88 F. Supp. 478 | W.D. Mo. | 1950
The motion to dismiss challenges the jurisdiction of the court. The plaintiff sues for the recovery of $1,000.00 deposited as earnest money on a contract for the purchase of specified real estate in Kansas City, Missouri. The contract was not carried out and the failure, as alleged in the complaint, was not the fault of plaintiff. Under such circumstances it was his belief that he was entitled to recover from defendants the $1,000.00 paid or deposited as earnest money.

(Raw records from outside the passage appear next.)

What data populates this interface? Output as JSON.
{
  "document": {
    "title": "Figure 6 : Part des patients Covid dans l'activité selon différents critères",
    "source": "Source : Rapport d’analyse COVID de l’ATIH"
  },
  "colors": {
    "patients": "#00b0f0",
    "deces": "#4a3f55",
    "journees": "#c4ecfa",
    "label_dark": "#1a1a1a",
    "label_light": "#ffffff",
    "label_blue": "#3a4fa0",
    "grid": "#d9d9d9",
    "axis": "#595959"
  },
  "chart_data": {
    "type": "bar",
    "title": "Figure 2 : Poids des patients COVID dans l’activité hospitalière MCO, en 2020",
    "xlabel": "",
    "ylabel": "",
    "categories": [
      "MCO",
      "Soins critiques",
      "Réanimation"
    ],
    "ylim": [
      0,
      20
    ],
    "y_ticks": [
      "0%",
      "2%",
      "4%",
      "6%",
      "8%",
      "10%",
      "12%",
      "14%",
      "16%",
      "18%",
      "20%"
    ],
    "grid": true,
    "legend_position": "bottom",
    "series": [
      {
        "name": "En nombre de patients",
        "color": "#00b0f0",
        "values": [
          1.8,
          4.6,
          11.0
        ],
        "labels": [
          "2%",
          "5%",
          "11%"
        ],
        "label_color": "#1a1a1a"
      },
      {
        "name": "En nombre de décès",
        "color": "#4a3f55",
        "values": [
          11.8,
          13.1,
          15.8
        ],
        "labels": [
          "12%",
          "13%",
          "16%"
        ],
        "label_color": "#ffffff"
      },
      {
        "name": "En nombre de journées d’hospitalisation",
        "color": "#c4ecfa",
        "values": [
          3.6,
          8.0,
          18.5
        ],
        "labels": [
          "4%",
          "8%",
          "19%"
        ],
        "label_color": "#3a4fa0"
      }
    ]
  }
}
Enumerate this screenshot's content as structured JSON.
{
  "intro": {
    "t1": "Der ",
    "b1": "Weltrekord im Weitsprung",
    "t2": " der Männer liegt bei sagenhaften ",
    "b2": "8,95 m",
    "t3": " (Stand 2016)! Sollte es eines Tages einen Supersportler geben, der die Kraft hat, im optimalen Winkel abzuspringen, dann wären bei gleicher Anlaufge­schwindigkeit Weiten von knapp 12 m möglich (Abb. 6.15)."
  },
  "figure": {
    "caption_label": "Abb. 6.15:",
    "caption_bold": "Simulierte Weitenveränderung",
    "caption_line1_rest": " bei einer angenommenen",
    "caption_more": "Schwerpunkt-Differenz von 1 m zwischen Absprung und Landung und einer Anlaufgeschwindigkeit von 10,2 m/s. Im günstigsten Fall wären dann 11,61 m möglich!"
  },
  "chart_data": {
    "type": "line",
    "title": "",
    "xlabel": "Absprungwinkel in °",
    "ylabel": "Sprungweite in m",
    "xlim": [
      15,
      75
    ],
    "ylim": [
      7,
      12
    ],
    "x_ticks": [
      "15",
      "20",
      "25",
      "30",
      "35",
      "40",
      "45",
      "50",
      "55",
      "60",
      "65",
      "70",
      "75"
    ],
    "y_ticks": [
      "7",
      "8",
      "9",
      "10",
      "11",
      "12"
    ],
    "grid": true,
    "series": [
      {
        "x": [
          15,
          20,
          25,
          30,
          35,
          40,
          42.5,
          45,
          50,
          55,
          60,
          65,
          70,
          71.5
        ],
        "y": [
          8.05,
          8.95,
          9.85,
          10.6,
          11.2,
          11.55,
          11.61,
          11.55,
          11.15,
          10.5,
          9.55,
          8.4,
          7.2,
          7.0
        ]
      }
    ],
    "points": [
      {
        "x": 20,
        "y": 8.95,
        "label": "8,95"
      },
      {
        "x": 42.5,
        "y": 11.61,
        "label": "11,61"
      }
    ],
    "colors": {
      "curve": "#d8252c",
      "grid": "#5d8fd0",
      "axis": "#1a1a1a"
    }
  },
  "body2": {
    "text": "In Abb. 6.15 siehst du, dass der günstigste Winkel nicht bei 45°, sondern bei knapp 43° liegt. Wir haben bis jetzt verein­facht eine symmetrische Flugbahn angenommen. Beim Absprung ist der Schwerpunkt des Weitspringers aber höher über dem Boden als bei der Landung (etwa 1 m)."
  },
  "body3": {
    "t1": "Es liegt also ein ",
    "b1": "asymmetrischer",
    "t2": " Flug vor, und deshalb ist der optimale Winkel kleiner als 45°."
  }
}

Concerning the deposit the complaint reads: “ * * * and the plaintiff alleges that he has exercised his right to declare the entire transaction void as provided for in the written memorandum as aforesaid.” This was followed by an averment, “ * * * that demand has been made both orally and in writing upon the defendants for the return of the $1,-000.00 but the defendants have wholly refused and still continue to refuse to return same to plaintiff; all to his damage in the sum of $1,000.00.” This was followed by an averment, “ * * * that the acts of the defendants (in the premises) and in refusing to return the $1,000.00 are intentional, fraudulent, unlawful, wanton and malicious and the plaintiff is entitled to punitive damages therefor by way of punishment to the defendants in a further sum of $2,500.00.” There was a prayer for damages in the aggregate sum of $3,-500.00.
If the plaintiff is not entitled to punitive damages in this kind of suit, then this court is without jurisdiction and the motion to dismiss should be sustained.

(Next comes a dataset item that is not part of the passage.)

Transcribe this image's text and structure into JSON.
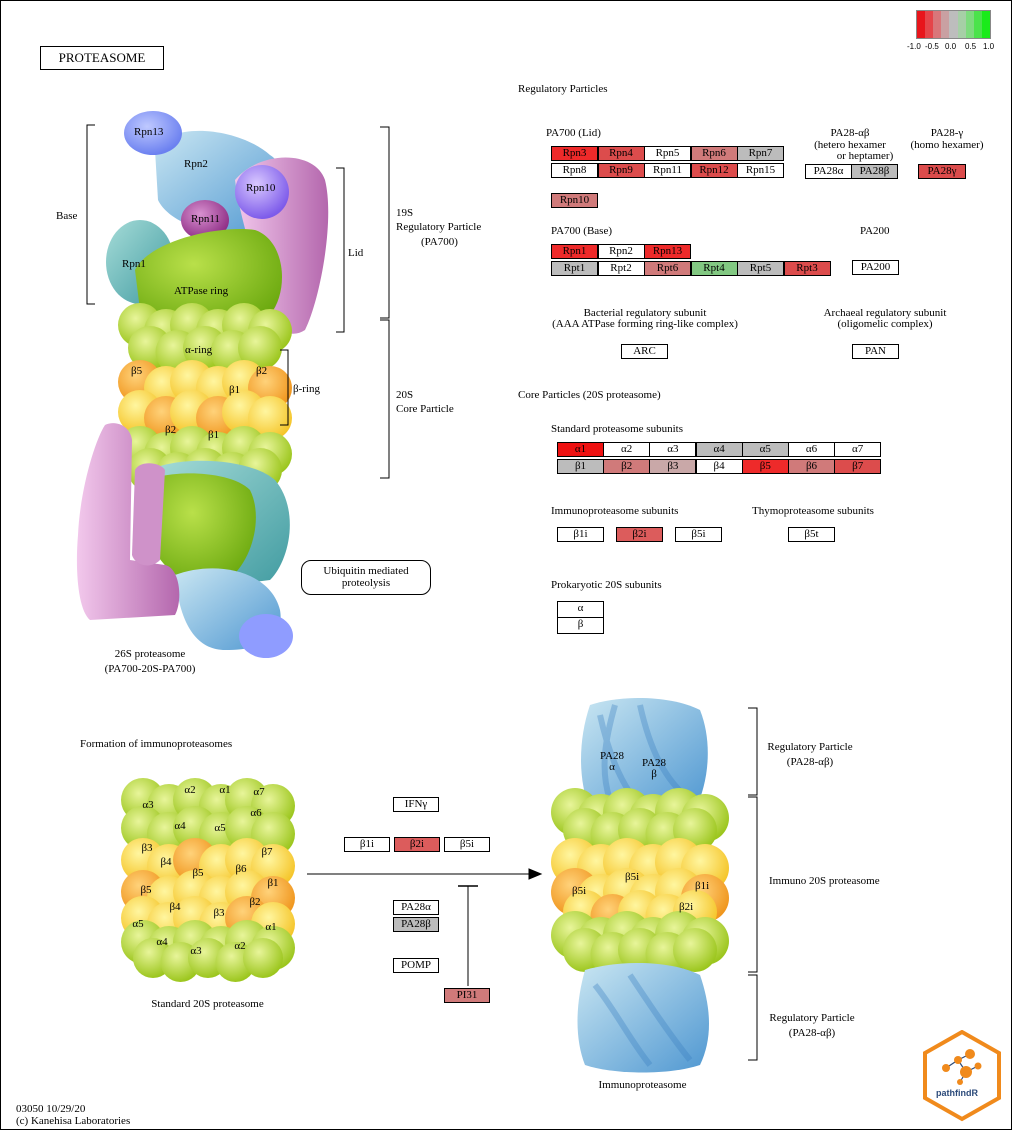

An examination of the authorities discloses that punitive damages are not allowable in cases of breach of contract. This is an action for money had and received or upon an implied obligation to return the $1,000.00, if otherwise the plaintiff has complied with the conditions of the agreement.

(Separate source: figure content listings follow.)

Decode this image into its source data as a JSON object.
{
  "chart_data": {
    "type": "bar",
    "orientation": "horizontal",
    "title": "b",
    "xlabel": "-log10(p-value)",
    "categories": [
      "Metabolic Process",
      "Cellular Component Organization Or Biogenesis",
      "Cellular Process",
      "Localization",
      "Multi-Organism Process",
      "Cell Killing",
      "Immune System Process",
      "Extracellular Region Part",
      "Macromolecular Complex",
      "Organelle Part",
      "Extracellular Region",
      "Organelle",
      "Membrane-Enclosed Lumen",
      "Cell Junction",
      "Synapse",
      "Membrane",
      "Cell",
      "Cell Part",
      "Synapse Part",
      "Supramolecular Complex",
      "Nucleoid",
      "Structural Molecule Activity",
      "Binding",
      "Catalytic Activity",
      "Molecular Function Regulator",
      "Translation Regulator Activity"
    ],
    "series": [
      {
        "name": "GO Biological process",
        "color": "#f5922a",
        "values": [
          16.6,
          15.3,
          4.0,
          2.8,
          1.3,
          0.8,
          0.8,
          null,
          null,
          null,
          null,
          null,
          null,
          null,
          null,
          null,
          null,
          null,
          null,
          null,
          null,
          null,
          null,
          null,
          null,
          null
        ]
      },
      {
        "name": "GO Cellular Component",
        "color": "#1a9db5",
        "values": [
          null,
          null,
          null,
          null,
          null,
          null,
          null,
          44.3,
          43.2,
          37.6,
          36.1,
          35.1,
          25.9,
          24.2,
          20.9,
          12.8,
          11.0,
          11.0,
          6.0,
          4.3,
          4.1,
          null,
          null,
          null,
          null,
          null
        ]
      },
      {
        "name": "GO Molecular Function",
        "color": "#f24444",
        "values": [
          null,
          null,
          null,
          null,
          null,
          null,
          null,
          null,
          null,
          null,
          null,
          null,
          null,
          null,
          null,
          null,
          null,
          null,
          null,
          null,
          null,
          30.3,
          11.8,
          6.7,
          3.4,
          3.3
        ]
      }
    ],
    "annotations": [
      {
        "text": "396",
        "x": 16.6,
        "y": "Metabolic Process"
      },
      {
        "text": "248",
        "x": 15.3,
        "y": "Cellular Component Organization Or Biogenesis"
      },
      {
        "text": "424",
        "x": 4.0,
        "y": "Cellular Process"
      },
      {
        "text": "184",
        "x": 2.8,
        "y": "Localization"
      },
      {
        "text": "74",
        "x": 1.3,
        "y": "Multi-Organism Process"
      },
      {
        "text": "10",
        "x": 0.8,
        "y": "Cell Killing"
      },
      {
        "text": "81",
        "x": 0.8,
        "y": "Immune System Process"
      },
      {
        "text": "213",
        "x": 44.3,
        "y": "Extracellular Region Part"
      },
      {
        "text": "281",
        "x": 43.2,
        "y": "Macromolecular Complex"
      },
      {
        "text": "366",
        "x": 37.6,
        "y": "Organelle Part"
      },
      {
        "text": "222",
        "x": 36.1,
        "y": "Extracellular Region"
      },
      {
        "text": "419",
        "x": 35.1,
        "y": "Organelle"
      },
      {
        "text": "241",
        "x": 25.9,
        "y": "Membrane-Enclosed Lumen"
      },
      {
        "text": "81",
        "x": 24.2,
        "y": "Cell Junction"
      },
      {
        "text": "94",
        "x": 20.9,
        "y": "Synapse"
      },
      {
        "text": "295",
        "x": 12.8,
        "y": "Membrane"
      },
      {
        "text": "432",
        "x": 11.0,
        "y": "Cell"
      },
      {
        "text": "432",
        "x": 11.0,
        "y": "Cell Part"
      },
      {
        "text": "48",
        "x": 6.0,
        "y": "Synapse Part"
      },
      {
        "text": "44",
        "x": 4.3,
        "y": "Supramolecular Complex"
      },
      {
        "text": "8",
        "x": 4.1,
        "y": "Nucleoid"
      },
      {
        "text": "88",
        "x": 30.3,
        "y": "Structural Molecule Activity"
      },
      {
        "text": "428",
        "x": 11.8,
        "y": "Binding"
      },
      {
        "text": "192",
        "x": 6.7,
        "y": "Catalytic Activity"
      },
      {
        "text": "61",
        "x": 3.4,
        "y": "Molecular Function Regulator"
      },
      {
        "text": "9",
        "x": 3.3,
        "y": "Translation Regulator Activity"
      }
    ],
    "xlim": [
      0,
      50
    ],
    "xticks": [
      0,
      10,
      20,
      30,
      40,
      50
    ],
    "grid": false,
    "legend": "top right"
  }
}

In the case of Peitzman v. City of Illmo, 141 F.2d 956, the Court of Appeals, this circuit, discussed at length a case arising in the E. D. of Missouri and involving the state law on the same subject. On page 961 of 141 F.2d the court fully discussed the principle involved. The court said: “A tort is a wrong done independent of contract, but torts may be committed in the non-observance of contract duties. Braun v. Riel, Mo.Sup., 40 S.W.2d 621, 80 A.L.R. 875. Liability in tort may indeed co-exist with a liability in contract toward the same person where, independently of the contract, there is a duty which has been violated. * * * Conduct that is merely a breach of contract is, of course, not a tori. (Emphasis mine.) However, a contract may establish a relationship and failure to exercise proper care or tortious and intentional wrong in performing it may give rise to a tort liability which is not defeated because there was a contract.” See also Belser v. Mutual Life Ins. Co. of New York, D.C., 77 F.Supp. 826; Thomas v. Sterling Finance Co., Mo.App., 180 S.W.2d 788. In the Peitzman case, from which the excerpts of the opinion are set out, the whole proceeding sounded in tort. In this case the proceeding does not sound in tort but is a simple suit on a contractual obligation; and then plaintiff avers that failure to observe the contract and to pay over the $1,000.00 was “intentional, fraudulent, unlawful, wanton and malicious.”
In view of the above, the motion to dismiss should be sustained. Since the court is without jurisdiction although the other defendants have not asked for dismissal, the court of its own motion should order the entire case dismissed for want of jurisdiction.